Le secteur alimentaire français traverse une période difficile. Le 6 février, les Douanes ont révélé une baisse significative de la balance commerciale alimentaire. Pour la première fois depuis 25 ans, l'excédent commercial a chuté à 200 millions d'euros en 2025. Malgré ce constat alarmant, la France demeure le premier pays agricole d'Europe.
La balance commerciale alimentaire a connu une chute marquée. En 2024, l'excédent des produits agroalimentaires était de 4,4 milliards d'euros, mais il est tombé à seulement 500 millions en 2025. Les importations continuent d'augmenter, atteignant 64,4 milliards d'euros, soit une hausse de 8,5 % depuis 2020.
Bien que les exportations aient également progressé, notamment pour les préparations à base de cacao et de viande, elles restent insuffisantes pour compenser les importations. Les ventes de boissons, telles que les vins et spiritueux, ont également enregistré un recul de 7 %, notamment vers les États-Unis, où elles ont chuté de 20 % en raison des droits de douane.
Le solde agricole est désormais déficitaire, atteignant -300 millions d'euros, un niveau alarmant depuis l'an 2000. Bien que les ventes de denrées agricoles aient augmenté de 4 % en 2025, elles ne compensent pas la hausse des achats, notamment en raison des prix élevés du café et du cacao.

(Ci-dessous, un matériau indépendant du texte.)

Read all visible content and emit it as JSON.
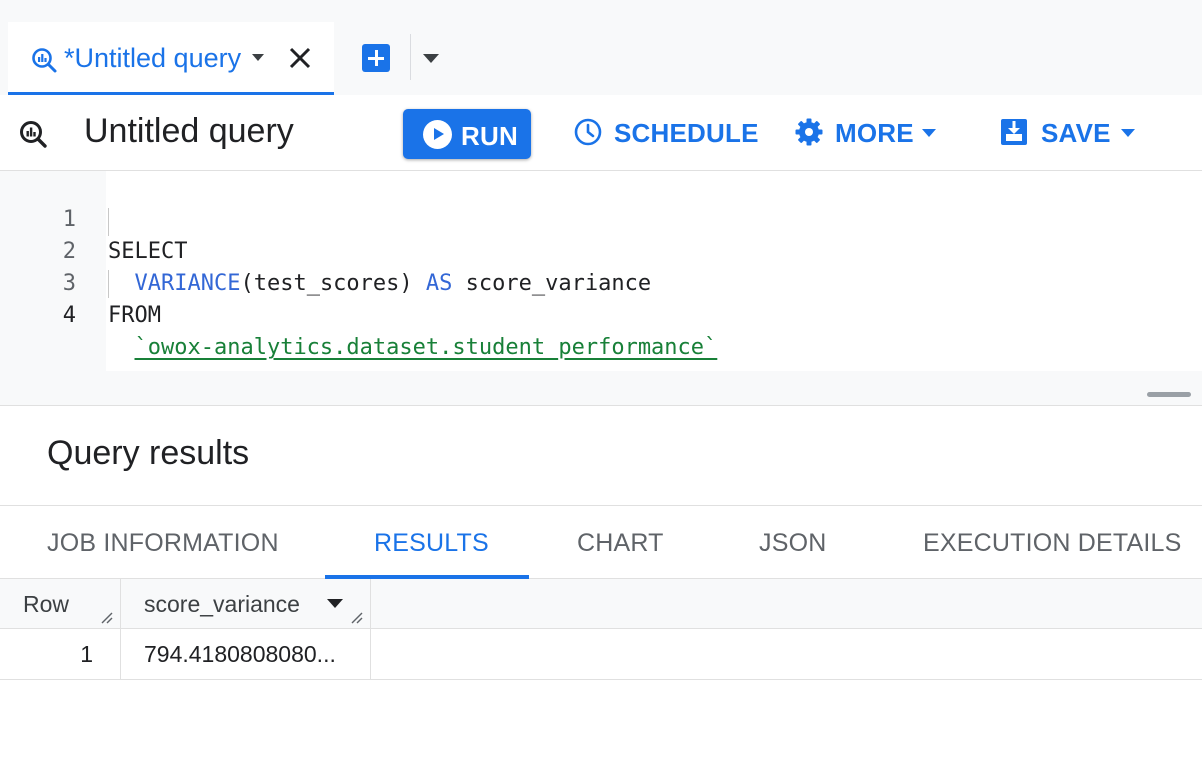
{
  "tab": {
    "title": "*Untitled query"
  },
  "toolbar": {
    "query_title": "Untitled query",
    "run_label": "RUN",
    "schedule_label": "SCHEDULE",
    "more_label": "MORE",
    "save_label": "SAVE"
  },
  "editor": {
    "lines": [
      {
        "num": "1",
        "code": "SELECT"
      },
      {
        "num": "2",
        "code": "  VARIANCE(test_scores) AS score_variance"
      },
      {
        "num": "3",
        "code": "FROM"
      },
      {
        "num": "4",
        "code": "  `owox-analytics.dataset.student_performance`"
      }
    ]
  },
  "results": {
    "title": "Query results",
    "tabs": [
      {
        "label": "JOB INFORMATION"
      },
      {
        "label": "RESULTS"
      },
      {
        "label": "CHART"
      },
      {
        "label": "JSON"
      },
      {
        "label": "EXECUTION DETAILS"
      }
    ],
    "active_tab": "RESULTS",
    "columns": [
      "Row",
      "score_variance"
    ],
    "rows": [
      {
        "row": "1",
        "score_variance": "794.4180808080..."
      }
    ]
  },
  "colors": {
    "accent": "#1a73e8",
    "keyword": "#3367d6",
    "string": "#188038"
  },
  "icons": {
    "tab": "query-icon",
    "close": "close-icon",
    "new_tab": "plus-box-icon",
    "run": "play-circle-icon",
    "schedule": "clock-icon",
    "more": "gear-icon",
    "save": "save-download-icon"
  }
}
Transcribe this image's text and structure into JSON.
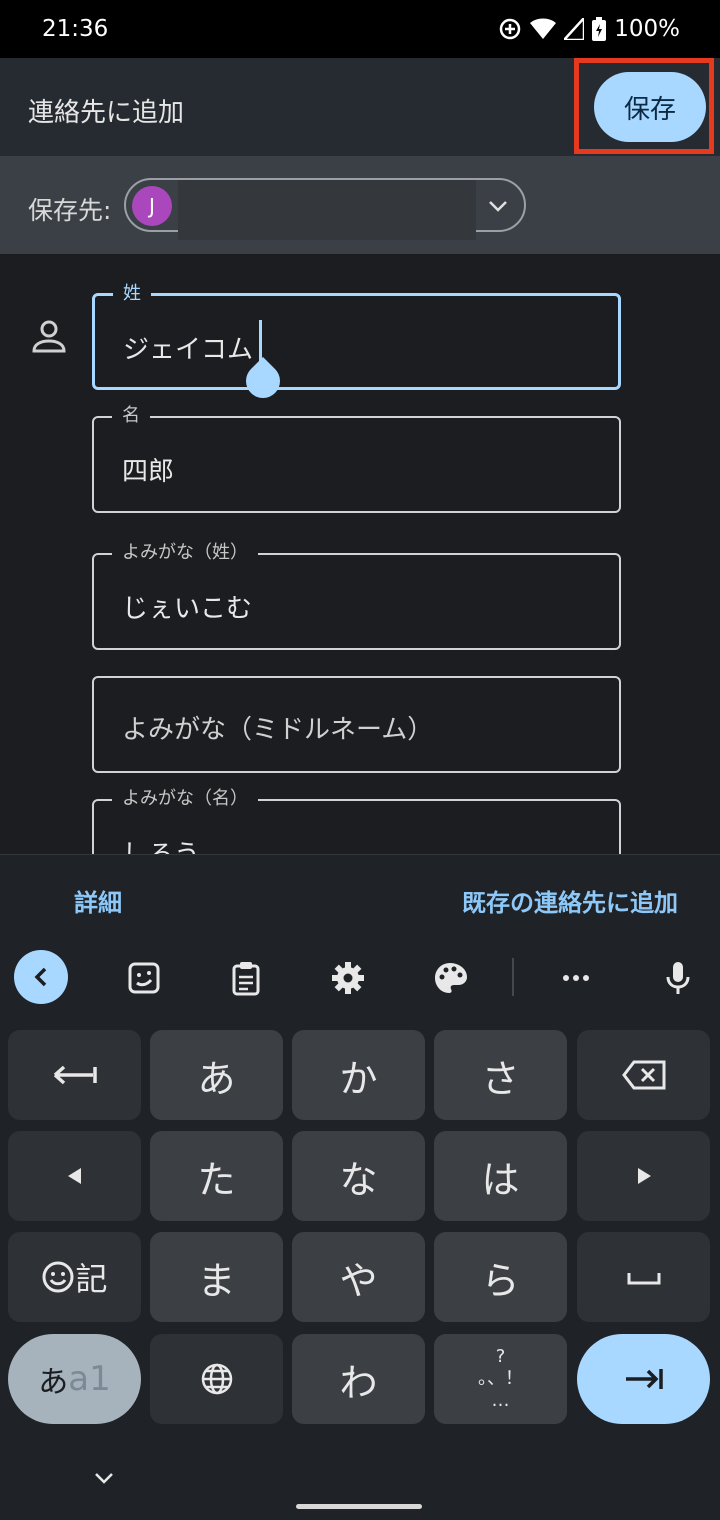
{
  "status_bar": {
    "time": "21:36",
    "battery": "100%"
  },
  "app_bar": {
    "title": "連絡先に追加",
    "save_label": "保存"
  },
  "save_to": {
    "label": "保存先:",
    "avatar_letter": "J"
  },
  "form": {
    "fields": [
      {
        "label": "姓",
        "value": "ジェイコム"
      },
      {
        "label": "名",
        "value": "四郎"
      },
      {
        "label": "よみがな（姓）",
        "value": "じぇいこむ"
      },
      {
        "label": "",
        "placeholder": "よみがな（ミドルネーム）"
      },
      {
        "label": "よみがな（名）",
        "value": "しろう"
      }
    ]
  },
  "actions": {
    "details": "詳細",
    "add_existing": "既存の連絡先に追加"
  },
  "keyboard": {
    "rows": [
      [
        "あ",
        "か",
        "さ"
      ],
      [
        "た",
        "な",
        "は"
      ],
      [
        "ま",
        "や",
        "ら"
      ],
      [
        "わ"
      ]
    ],
    "emoji_symbols_label": "記",
    "mode_label_kana": "あ",
    "mode_label_alpha": "a1",
    "punct_top": "?",
    "punct_mid": "。、！",
    "punct_bottom": "…"
  },
  "colors": {
    "accent": "#a8d8ff",
    "highlight_box": "#e53a1e",
    "avatar": "#ab47bc"
  }
}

Cette situation alimente la colère des agriculteurs, qui font face à des crises multiples. Les importations alimentaires françaises, en partie dues à un accord de libre-échange avec le Mercosur, ont atteint 2 milliards d'euros. Cette dynamique défavorable soulève des inquiétudes quant à l'avenir du secteur.
Plusieurs facteurs expliquent cette crise. Thierry Pouch, économiste, évoque une parité euro-dollar dévastatrice, ainsi que l'augmentation des prix des matières premières. Les droits de douane imposés par l'administration Trump ont également commencé à avoir un impact négatif.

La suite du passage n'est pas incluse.